Lawyer and activist Barrister Deji Adeyanju strongly disagreed with President Bola Tinubu’s declaration of a state of emergency in Rivers State.
Displeased by the move, Adeyanju likened the actions to those taken by Adolf Hitler in Nazi Germany.
In an interview with Pulse Nigeria, Adeyanju stated that the president lacks the constitutional power to suspend an elected governor or unilaterally impose emergency rule.
He said, “The governor is not an appointee of the president; he is an elected official, just like the president himself. What Tinubu has done is completely outside his constitutional powers.
According to Adeyanju, the president cannot simply wake up one morning, after eating Amala, and declare a state of emergency in an opposition-controlled state. This is nothing but a civilian coup.”

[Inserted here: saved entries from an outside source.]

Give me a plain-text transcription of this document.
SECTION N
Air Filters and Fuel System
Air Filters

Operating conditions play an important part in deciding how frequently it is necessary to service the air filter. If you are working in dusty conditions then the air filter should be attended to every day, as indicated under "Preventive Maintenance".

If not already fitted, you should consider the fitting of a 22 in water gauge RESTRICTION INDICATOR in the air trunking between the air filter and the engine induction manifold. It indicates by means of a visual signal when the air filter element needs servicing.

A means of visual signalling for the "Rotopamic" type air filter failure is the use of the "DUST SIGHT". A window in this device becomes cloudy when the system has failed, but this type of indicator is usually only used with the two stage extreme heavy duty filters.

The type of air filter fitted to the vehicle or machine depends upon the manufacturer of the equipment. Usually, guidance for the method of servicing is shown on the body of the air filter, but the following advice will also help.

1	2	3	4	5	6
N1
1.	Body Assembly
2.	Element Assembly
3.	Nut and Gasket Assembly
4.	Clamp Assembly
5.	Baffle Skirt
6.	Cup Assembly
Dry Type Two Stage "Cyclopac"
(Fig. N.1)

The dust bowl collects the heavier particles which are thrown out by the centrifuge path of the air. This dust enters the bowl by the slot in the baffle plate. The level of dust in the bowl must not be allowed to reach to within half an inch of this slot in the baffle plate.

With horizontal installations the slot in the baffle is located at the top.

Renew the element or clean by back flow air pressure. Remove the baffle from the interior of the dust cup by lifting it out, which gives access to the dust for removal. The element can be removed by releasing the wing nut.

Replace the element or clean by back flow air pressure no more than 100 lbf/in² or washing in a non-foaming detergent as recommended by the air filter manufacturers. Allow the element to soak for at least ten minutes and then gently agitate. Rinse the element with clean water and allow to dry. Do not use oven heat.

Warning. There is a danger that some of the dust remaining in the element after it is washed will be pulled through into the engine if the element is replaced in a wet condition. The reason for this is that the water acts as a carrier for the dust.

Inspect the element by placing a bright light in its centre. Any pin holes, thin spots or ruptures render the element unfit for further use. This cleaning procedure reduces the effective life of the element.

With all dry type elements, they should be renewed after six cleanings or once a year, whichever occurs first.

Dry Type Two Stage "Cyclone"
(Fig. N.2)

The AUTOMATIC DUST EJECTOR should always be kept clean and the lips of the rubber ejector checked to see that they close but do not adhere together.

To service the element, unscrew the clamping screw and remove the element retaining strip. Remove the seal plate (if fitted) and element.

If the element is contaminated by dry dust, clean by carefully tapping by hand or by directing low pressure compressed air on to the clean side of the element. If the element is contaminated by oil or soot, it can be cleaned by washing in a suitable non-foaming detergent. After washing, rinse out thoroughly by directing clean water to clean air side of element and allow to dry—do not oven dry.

Citing Section 305 of the Nigerian Constitution, Adeyanju explained that a state of emergency can only be declared if law and order have completely collapsed and if conventional security forces, particularly the police, have failed to restore normalcy.
“This administration is beginning to feel like a military regime,” he added, as he recounted how Tinubu, as a member of the defunct NADECO group, once opposed similar actions under General Sani Abacha’s military government.
Adeyanju also pointed out that the Minister of the Federal Capital Territory, Nyesom Wike, stands to gain politically from his role in the Rivers crisis.
“Wike should be investigated for the pipeline explosion in Rivers. In other states, where hundreds have been killed, no state of emergency was declared. Yet in Rivers, where no one was killed, Tinubu moves in. Of course, this is political,” he said.
Adeyanju charged the Rivers State Government to challenge the decision in court, insisting that only the judiciary or an impeachment process can lawfully remove a governor.
“The way forward is for the Supreme Court to decide: Does the president have the power to suspend a governor? The answer is clear—he does not,” he concluded.